How to Build a Data Migration Pipeline: ETL Patterns and Validation

Data migration is where good intentions meet messy reality. The source system never has the data you expected, the mapping is never 1:1, and there’s always a column called misc_field_3 that everyone depends on but nobody can explain. 60% of data migrations run over schedule and over budget — not because of technical complexity, but because of insufficient profiling and validation. This guide gives you a structured approach that catches problems early.

The golden rule: profile first, migrate later. Every hour spent profiling source data saves 10 hours of debugging during migration.

Step 1: Profile Your Source Data

Never trust the documentation. Profile the actual data.

1.1 SQL-Based Profiling

-- Column-level profiling: nulls, cardinality, min/max
SELECT
    column_name,
    data_type,
    COUNT(*) AS total_rows,
    COUNT(column_name) AS non_null,
    COUNT(*) - COUNT(column_name) AS null_count,
    ROUND(100.0 * (COUNT(*) - COUNT(column_name)) / COUNT(*), 2) AS null_pct,
    COUNT(DISTINCT column_name) AS distinct_values
FROM information_schema.columns c
CROSS APPLY (
    SELECT TOP 1000000 *
    FROM your_source_table
) t
GROUP BY column_name, data_type
ORDER BY null_pct DESC;

1.2 Python Profiling

import pandas as pd

df = pd.read_sql("SELECT * FROM customers", conn)

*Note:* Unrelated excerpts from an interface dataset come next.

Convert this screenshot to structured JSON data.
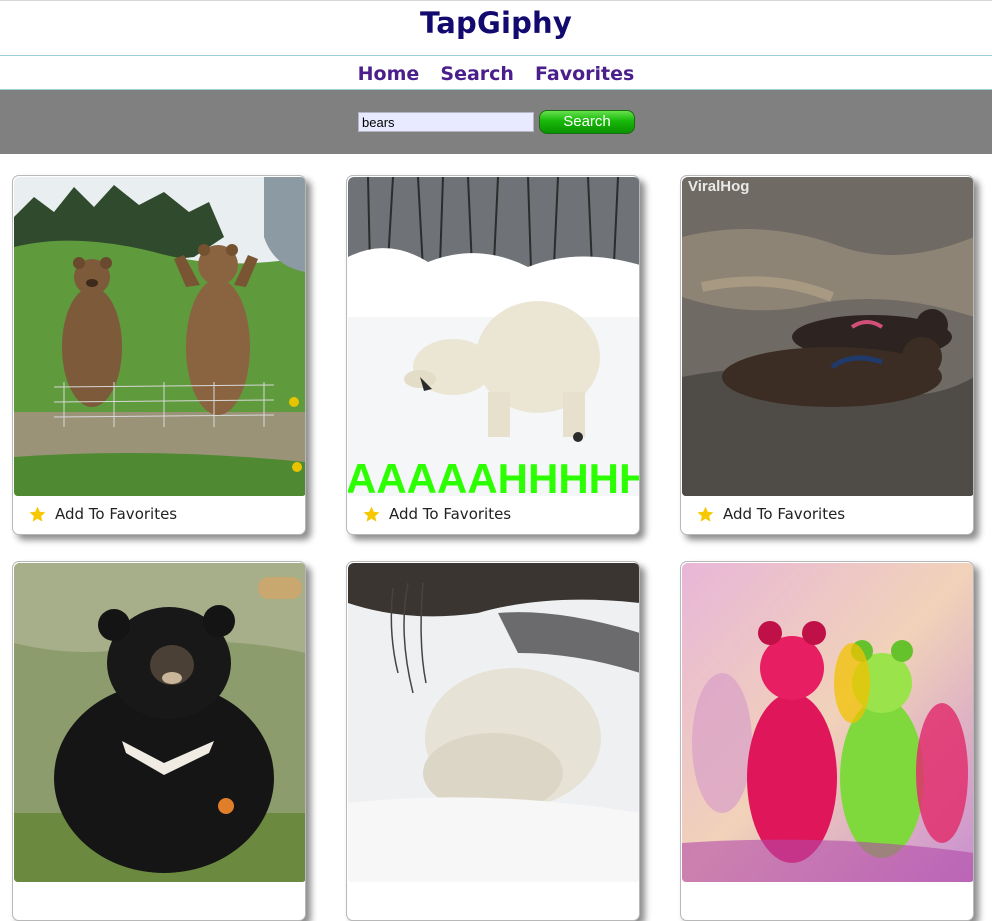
{
  "app": {
    "title": "TapGiphy"
  },
  "nav": {
    "items": [
      {
        "label": "Home"
      },
      {
        "label": "Search"
      },
      {
        "label": "Favorites"
      }
    ]
  },
  "search": {
    "value": "bears",
    "placeholder": "",
    "button_label": "Search"
  },
  "results": [
    {
      "fav_label": "Add To Favorites",
      "icon": "star-icon",
      "scene": "two brown bears standing behind a fence in a grassy field"
    },
    {
      "fav_label": "Add To Favorites",
      "icon": "star-icon",
      "scene": "polar bear in the snow",
      "caption": "AAAAAHHHHHH"
    },
    {
      "fav_label": "Add To Favorites",
      "icon": "star-icon",
      "scene": "two bear cubs running on rocks",
      "watermark": "ViralHog"
    },
    {
      "fav_label": "",
      "icon": "star-icon",
      "scene": "black bear sitting holding a carrot"
    },
    {
      "fav_label": "",
      "icon": "star-icon",
      "scene": "polar bear digging in snow"
    },
    {
      "fav_label": "",
      "icon": "star-icon",
      "scene": "red and green gummy bears"
    }
  ],
  "colors": {
    "title": "#120a6e",
    "nav_link": "#4a1f8c",
    "search_bar_bg": "#808080",
    "button_green": "#18b80a",
    "star": "#f5c800"
  }
}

# Generate profiling report
profile = pd.DataFrame({
    'dtype': df.dtypes,
    'non_null': df.count(),
    'null_pct': (df.isnull().sum() / len(df) * 100).round(2),
    'unique': df.nunique(),
    'sample': df.iloc[0]
})
print(profile.to_markdown())

1.3 Data Quality Red Flags

Red Flag	What It Tells You	Action
> 50% null in a column	Column might be unused or optional	Verify with business: is it needed in target?
Cardinality = 1	Same value for every row	Probably a default — consider dropping
Dates before 1970 or after 2030	Invalid data entry	Define a valid date range rule
Phone numbers with letters	Free-text entry without validation	Add cleansing transform
Duplicate primary keys	Source integrity issue	Deduplicate before migration
Encoding issues (mojibake)	Character set mismatch	Convert encoding in transform step

Step 2: Build Your Schema Mapping Document

The mapping document is the contract between source and target. Every stakeholder must sign off.

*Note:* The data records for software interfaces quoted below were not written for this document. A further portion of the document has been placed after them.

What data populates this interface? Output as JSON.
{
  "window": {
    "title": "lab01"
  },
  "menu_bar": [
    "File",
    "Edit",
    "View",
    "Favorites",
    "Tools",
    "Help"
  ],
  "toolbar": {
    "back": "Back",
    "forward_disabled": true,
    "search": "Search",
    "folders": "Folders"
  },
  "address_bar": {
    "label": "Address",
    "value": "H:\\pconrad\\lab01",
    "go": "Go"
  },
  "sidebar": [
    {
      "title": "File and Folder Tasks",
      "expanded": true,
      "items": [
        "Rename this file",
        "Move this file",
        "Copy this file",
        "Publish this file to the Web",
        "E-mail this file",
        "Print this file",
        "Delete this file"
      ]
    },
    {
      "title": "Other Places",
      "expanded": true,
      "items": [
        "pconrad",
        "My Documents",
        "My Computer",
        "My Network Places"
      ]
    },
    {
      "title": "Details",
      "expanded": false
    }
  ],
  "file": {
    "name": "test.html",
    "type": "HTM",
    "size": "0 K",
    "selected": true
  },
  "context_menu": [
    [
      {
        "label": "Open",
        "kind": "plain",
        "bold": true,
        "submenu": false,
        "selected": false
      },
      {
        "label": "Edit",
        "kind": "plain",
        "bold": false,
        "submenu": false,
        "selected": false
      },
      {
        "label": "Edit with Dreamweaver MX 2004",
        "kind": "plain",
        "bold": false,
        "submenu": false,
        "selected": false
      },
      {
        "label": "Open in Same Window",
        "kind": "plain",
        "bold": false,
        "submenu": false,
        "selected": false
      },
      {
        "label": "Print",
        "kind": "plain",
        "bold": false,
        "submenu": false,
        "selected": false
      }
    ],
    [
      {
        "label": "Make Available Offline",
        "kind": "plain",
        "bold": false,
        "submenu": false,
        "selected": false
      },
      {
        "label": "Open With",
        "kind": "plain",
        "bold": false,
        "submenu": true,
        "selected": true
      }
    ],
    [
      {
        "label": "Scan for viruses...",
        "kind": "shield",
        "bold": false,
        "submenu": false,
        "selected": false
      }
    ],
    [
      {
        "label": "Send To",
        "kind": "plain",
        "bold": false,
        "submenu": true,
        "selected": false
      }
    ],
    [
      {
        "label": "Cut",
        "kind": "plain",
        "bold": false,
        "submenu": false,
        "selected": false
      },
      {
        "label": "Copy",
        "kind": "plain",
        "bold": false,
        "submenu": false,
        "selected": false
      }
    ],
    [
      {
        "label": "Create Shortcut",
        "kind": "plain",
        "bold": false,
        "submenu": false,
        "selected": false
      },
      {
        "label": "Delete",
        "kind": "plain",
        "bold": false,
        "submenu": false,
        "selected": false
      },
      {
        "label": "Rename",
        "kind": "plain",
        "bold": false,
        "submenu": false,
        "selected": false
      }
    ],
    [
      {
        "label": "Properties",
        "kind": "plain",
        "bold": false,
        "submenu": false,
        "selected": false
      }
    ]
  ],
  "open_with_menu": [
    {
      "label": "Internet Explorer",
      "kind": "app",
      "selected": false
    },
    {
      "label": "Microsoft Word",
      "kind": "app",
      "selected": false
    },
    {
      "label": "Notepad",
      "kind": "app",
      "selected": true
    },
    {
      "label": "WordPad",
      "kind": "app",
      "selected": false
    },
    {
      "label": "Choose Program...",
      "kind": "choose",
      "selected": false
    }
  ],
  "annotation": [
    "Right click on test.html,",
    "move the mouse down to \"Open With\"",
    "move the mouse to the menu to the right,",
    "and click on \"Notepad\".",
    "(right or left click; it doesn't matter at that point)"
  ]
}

Source Table	Source Column	Type	Target Table	Target Column	Type	Transform	Notes
cust_master	cust_id	INT	customers	id	UUID	Generate UUID	Keep source_id for reconciliation
cust_master	cust_nm	VARCHAR(50)	customers	full_name	VARCHAR(100)	Trim + Title Case
cust_master	phone_1	VARCHAR(20)	customers	phone	VARCHAR(15)	Strip non-digits	May contain letters
cust_master	crt_dt	DATETIME	customers	created_at	TIMESTAMPTZ	Convert to UTC	Source is EST
cust_master	misc_field_3	VARCHAR(100)	customers	legacy_ref	VARCHAR(100)	Pass-through	Business says “don’t delete”
cust_master	status	CHAR(1)	customers	is_active	BOOLEAN	Map A→true, else→false

:::tip[Golden Rule] If a column exists in the source but you can’t map it, don’t delete it — park it in a _legacy or _unmapped table. You will need it during reconciliation. :::

Mapping Complexity Categories

Category	Description	Example	Risk
1:1 Direct	Same field, same type	`email` → `email`	Low
Type conversion	Same field, different type	`DATETIME` → `TIMESTAMPTZ`	Low
Transform	Business logic applied	`cust_nm` → `full_name` (title case)	Medium
Split/Merge	One field becomes many (or vice versa)	`full_address` → `street`, `city`, `zip`	High
Derived	New field calculated from source	`total_revenue` from sum of orders	High
Lookup/Enrich	Join with reference data	`country_code` → `country_name`	Medium

Step 3: Build the ETL Pipeline

3.1 Python + SQLAlchemy Pattern

from sqlalchemy import create_engine, text
import pandas as pd
from datetime import datetime
import uuid
import logging

logging.basicConfig(level=logging.INFO)
logger = logging.getLogger(__name__)

# Connection setup
source_engine = create_engine("mssql+pyodbc://...")
target_engine = create_engine("postgresql://...")

BATCH_SIZE = 5000

def extract(offset, limit):
    """Extract a batch from source"""
    query = text(f"""
        SELECT cust_id, cust_nm, phone_1, crt_dt, misc_field_3
        FROM cust_master
        ORDER BY cust_id
        OFFSET :offset ROWS FETCH NEXT :limit ROWS ONLY
    """)
    return pd.read_sql(query, source_engine,
                       params={"offset": offset, "limit": limit})

def transform(df):
    """Apply business rules and data cleansing"""
    transformed = pd.DataFrame()
    transformed['id'] = [str(uuid.uuid4()) for _ in range(len(df))]
    transformed['full_name'] = df['cust_nm'].str.strip().str.title()
    transformed['phone'] = df['phone_1'].str.replace(r'[^\d]', '', regex=True)
    transformed['created_at'] = pd.to_datetime(df['crt_dt'], utc=True)
    transformed['legacy_ref'] = df['misc_field_3']
    transformed['migrated_at'] = datetime.utcnow()
    transformed['source_id'] = df['cust_id']  # Keep for reconciliation
    return transformed

def load(df):
    """Load batch into target"""
    df.to_sql('customers', target_engine,
              if_exists='append', index=False,
              method='multi', chunksize=1000)

def run_migration():
    """Execute full migration in batches"""
    offset = 0
    total = 0
    errors = []

    while True:
        batch = extract(offset, BATCH_SIZE)
        if batch.empty:
            break

        try:
            transformed = transform(batch)
            load(transformed)
            total += len(batch)
            logger.info(f"Migrated {total} records...")
        except Exception as e:
            logger.error(f"Error at offset {offset}: {e}")
            errors.append({"offset": offset, "error": str(e)})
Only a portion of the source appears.